Marijuana indicators continued upward trends that began in the early 1990s. In 2002, however, marijuana ED mentions stabilized, after rising from almost 600 to 1,200 from 1999 to 2001. When found as the sole drug in a hospital ED situation, patients typically present with symptoms of a panic or anxiety attack.

As in past years, marijuana precipitated more admissions into addiction treatment programs than any other illicit drug in the Twin Cities in 2003. Overall, one out of five (22.8 percent) people entering addiction treatment programs reported marijuana as the primary substance problem, compared with only 8 percent in 1991. Most (77.3 percent) were males, and 68.3 percent were white.
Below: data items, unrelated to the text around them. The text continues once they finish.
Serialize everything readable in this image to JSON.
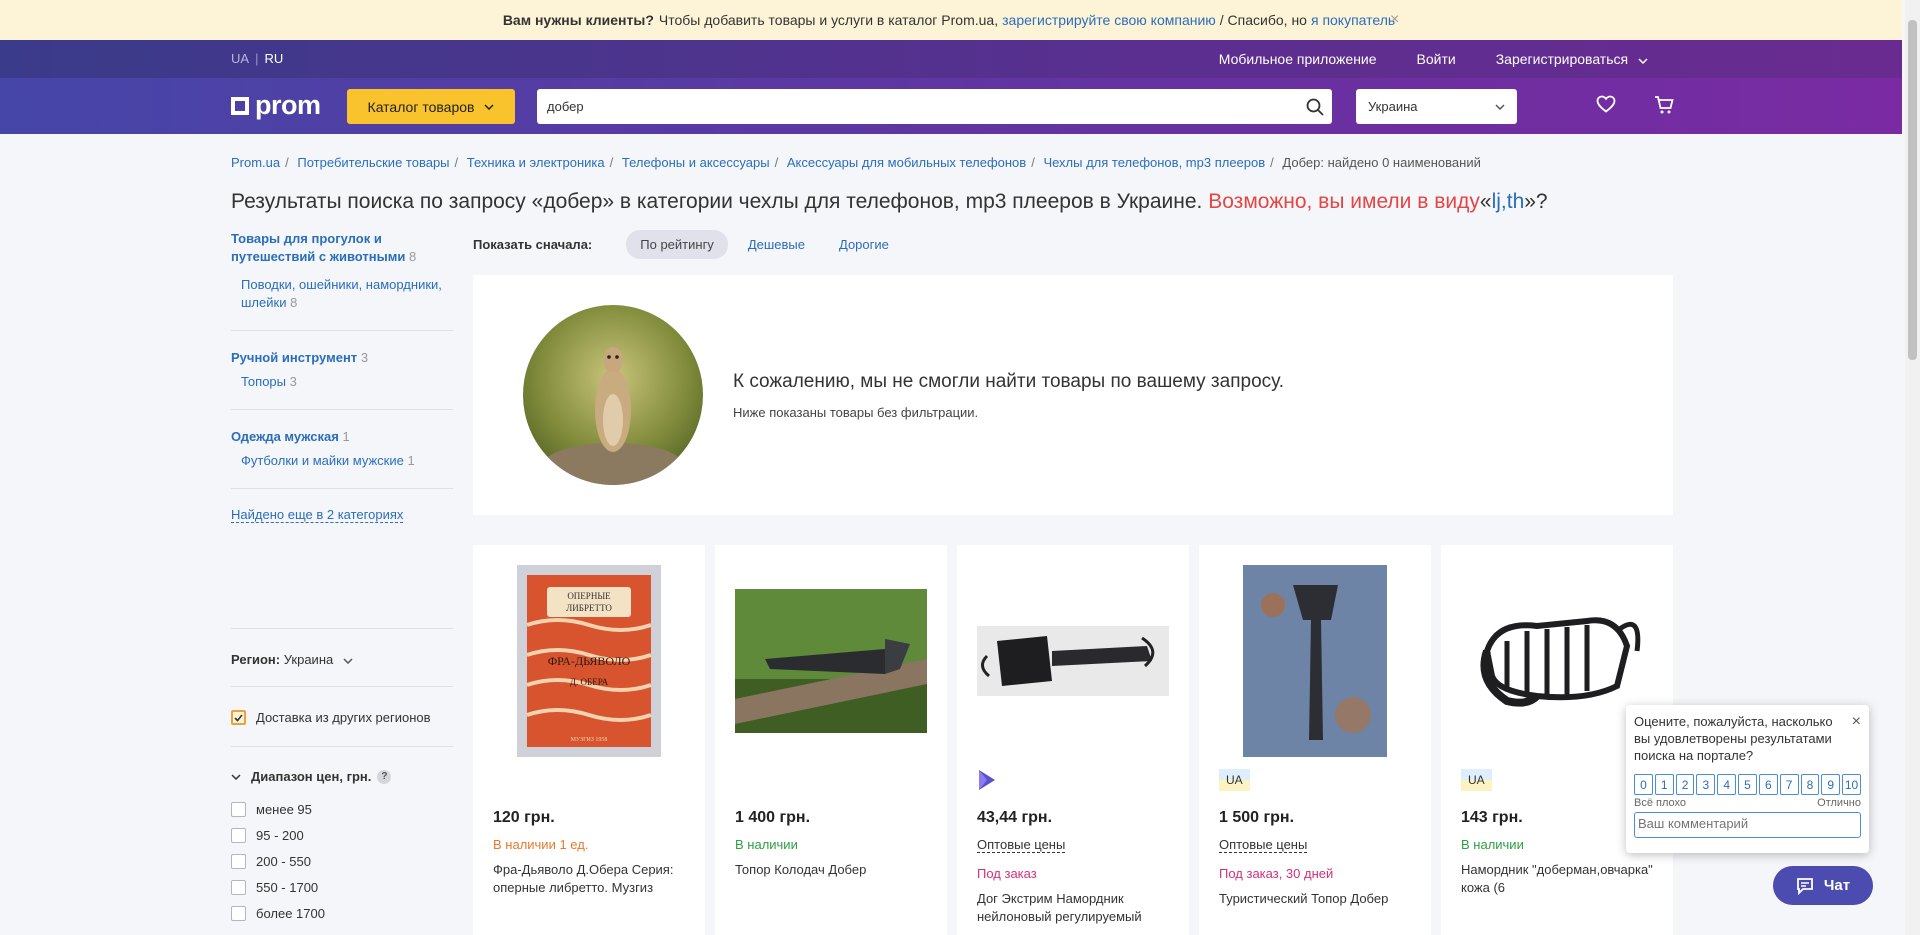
{
  "banner": {
    "bold": "Вам нужны клиенты?",
    "text1": "Чтобы добавить товары и услуги в каталог Prom.ua,",
    "link1": "зарегистрируйте свою компанию",
    "text2": "/ Спасибо, но",
    "link2": "я покупатель",
    "close": "×"
  },
  "topbar": {
    "lang_ua": "UA",
    "lang_sep": "|",
    "lang_ru": "RU",
    "mobile_app": "Мобильное приложение",
    "login": "Войти",
    "register": "Зарегистрироваться"
  },
  "header": {
    "logo": "prom",
    "catalog": "Каталог товаров",
    "search_value": "добер",
    "region": "Украина"
  },
  "breadcrumb": [
    "Prom.ua",
    "Потребительские товары",
    "Техника и электроника",
    "Телефоны и аксессуары",
    "Аксессуары для мобильных телефонов",
    "Чехлы для телефонов, mp3 плееров"
  ],
  "breadcrumb_last": "Добер: найдено 0 наименований",
  "page_title": {
    "main": "Результаты поиска по запросу «добер» в категории чехлы для телефонов, mp3 плееров в Украине.",
    "maybe": "Возможно, вы имели в виду",
    "open_quote": "«",
    "suggest": "lj,th",
    "close_quote": "»?"
  },
  "sidebar": {
    "cats": [
      {
        "title": "Товары для прогулок и путешествий с животными",
        "count": "8",
        "sub": "Поводки, ошейники, намордники, шлейки",
        "sub_count": "8"
      },
      {
        "title": "Ручной инструмент",
        "count": "3",
        "sub": "Топоры",
        "sub_count": "3"
      },
      {
        "title": "Одежда мужская",
        "count": "1",
        "sub": "Футболки и майки мужские",
        "sub_count": "1"
      }
    ],
    "more": "Найдено еще в 2 категориях",
    "region_label": "Регион:",
    "region_value": "Украина",
    "delivery": "Доставка из других регионов",
    "price_head": "Диапазон цен, грн.",
    "price_q": "?",
    "prices": [
      "менее 95",
      "95 - 200",
      "200 - 550",
      "550 - 1700",
      "более 1700"
    ]
  },
  "sort": {
    "label": "Показать сначала:",
    "rating": "По рейтингу",
    "cheap": "Дешевые",
    "expensive": "Дорогие"
  },
  "empty": {
    "message": "К сожалению, мы не смогли найти товары по вашему запросу.",
    "sub": "Ниже показаны товары без фильтрации."
  },
  "products": [
    {
      "price": "120 грн.",
      "avail": "В наличии 1 ед.",
      "title": "Фра-Дьяволо Д.Обера Серия: оперные либретто. Музгиз"
    },
    {
      "price": "1 400 грн.",
      "avail": "В наличии",
      "title": "Топор Колодач Добер"
    },
    {
      "price": "43,44 грн.",
      "wholesale": "Оптовые цены",
      "order": "Под заказ",
      "title": "Дог Экстрим Намордник нейлоновый регулируемый"
    },
    {
      "badge": "UA",
      "price": "1 500 грн.",
      "wholesale": "Оптовые цены",
      "order": "Под заказ, 30 дней",
      "title": "Туристический Топор Добер"
    },
    {
      "badge": "UA",
      "price": "143 грн.",
      "avail": "В наличии",
      "title": "Намордник \"доберман,овчарка\" кожа (6"
    }
  ],
  "book": {
    "line1": "ОПЕРНЫЕ",
    "line2": "ЛИБРЕТТО",
    "title": "ФРА-ДЬЯВОЛО",
    "author": "Д. ОБЕРА",
    "footer": "МУЗГИЗ 1958"
  },
  "rating": {
    "question": "Оцените, пожалуйста, насколько вы удовлетворены результатами поиска на портале?",
    "nums": [
      "0",
      "1",
      "2",
      "3",
      "4",
      "5",
      "6",
      "7",
      "8",
      "9",
      "10"
    ],
    "bad": "Всё плохо",
    "good": "Отлично",
    "placeholder": "Ваш комментарий"
  },
  "chat": "Чат",
  "colors": {
    "accent": "#f8c32d",
    "brand_purple": "#6a2fa0",
    "link": "#2a6ebb",
    "warning": "#e64545"
  }
}
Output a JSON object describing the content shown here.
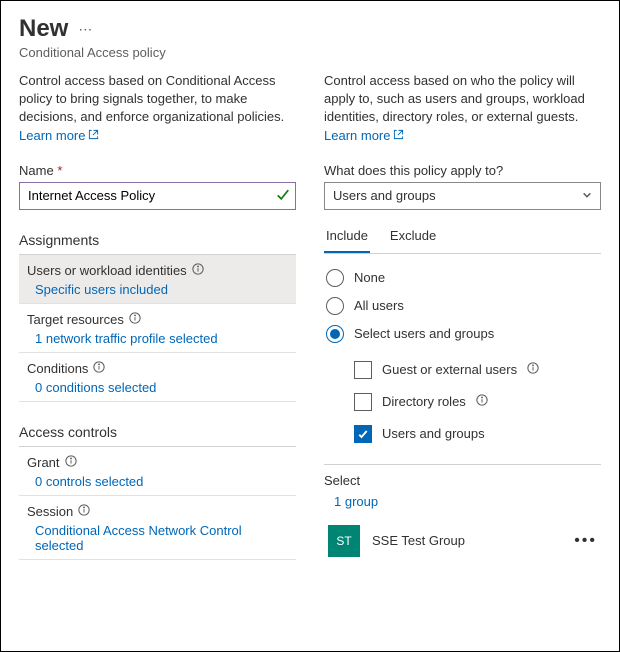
{
  "header": {
    "title": "New",
    "subtitle": "Conditional Access policy"
  },
  "left": {
    "desc": "Control access based on Conditional Access policy to bring signals together, to make decisions, and enforce organizational policies.",
    "learn_more": "Learn more",
    "name_label": "Name",
    "name_value": "Internet Access Policy",
    "assignments_heading": "Assignments",
    "users_identities": {
      "title": "Users or workload identities",
      "sub": "Specific users included"
    },
    "target_resources": {
      "title": "Target resources",
      "sub": "1 network traffic profile selected"
    },
    "conditions": {
      "title": "Conditions",
      "sub": "0 conditions selected"
    },
    "access_controls_heading": "Access controls",
    "grant": {
      "title": "Grant",
      "sub": "0 controls selected"
    },
    "session": {
      "title": "Session",
      "sub": "Conditional Access Network Control selected"
    }
  },
  "right": {
    "desc": "Control access based on who the policy will apply to, such as users and groups, workload identities, directory roles, or external guests.",
    "learn_more": "Learn more",
    "applies_to_label": "What does this policy apply to?",
    "applies_to_value": "Users and groups",
    "tabs": {
      "include": "Include",
      "exclude": "Exclude"
    },
    "radios": {
      "none": "None",
      "all_users": "All users",
      "select_users": "Select users and groups"
    },
    "checks": {
      "guest": "Guest or external users",
      "directory_roles": "Directory roles",
      "users_groups": "Users and groups"
    },
    "select_label": "Select",
    "select_link": "1 group",
    "group": {
      "initials": "ST",
      "name": "SSE Test Group"
    }
  }
}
For many, it was the first treatment experience (44.2 percent), which can reflect a relatively short abuse history. The average age of first marijuana use was 13.7 years.

Marijuana was overwhelmingly the primary drug among adolescents and young adults in treatment. Among treatment admissions under age 18, a whopping 73.2 percent reported marijuana as the primary substance problem, and among youth age 18 – 25, 34.8 percent. In contrast, among patients age 26 to 34, 14.6 percent reported marijuana as the primary substance problem, and among patients 35 and older, only 4.5 percent.

In 2003 in Minneapolis, 48.3 percent of adult male arrestees tested positive for marijuana. Nationwide, it ranged from a high of 54.9 percent in Oklahoma City, to a low of 30.9 percent in Honolulu and 31.9 percent in Salt Lake City.  The median across all cities was 44.1 percent.

Marijuana, readily available according to multiple sources, sold for $5 per joint, and could be purchased by any metropolitan area middle school student. Standard, commercial grade marijuana sold for $50 per quarter ounce, $150–$175 per ounce, and $600–$900 per pound. Higher potency “BC Bud” from British Columbia was increasingly available and sold for $100 per quarter ounce and up to $600 per ounce.

Marijuana joints that are dipped in formaldehyde, which is often mixed with phencyclidine (PCP), are known as “wets,” “wet sticks,” “water,” or “wet daddies.” Marijuana joints containing crack cocaine are known as “primos.”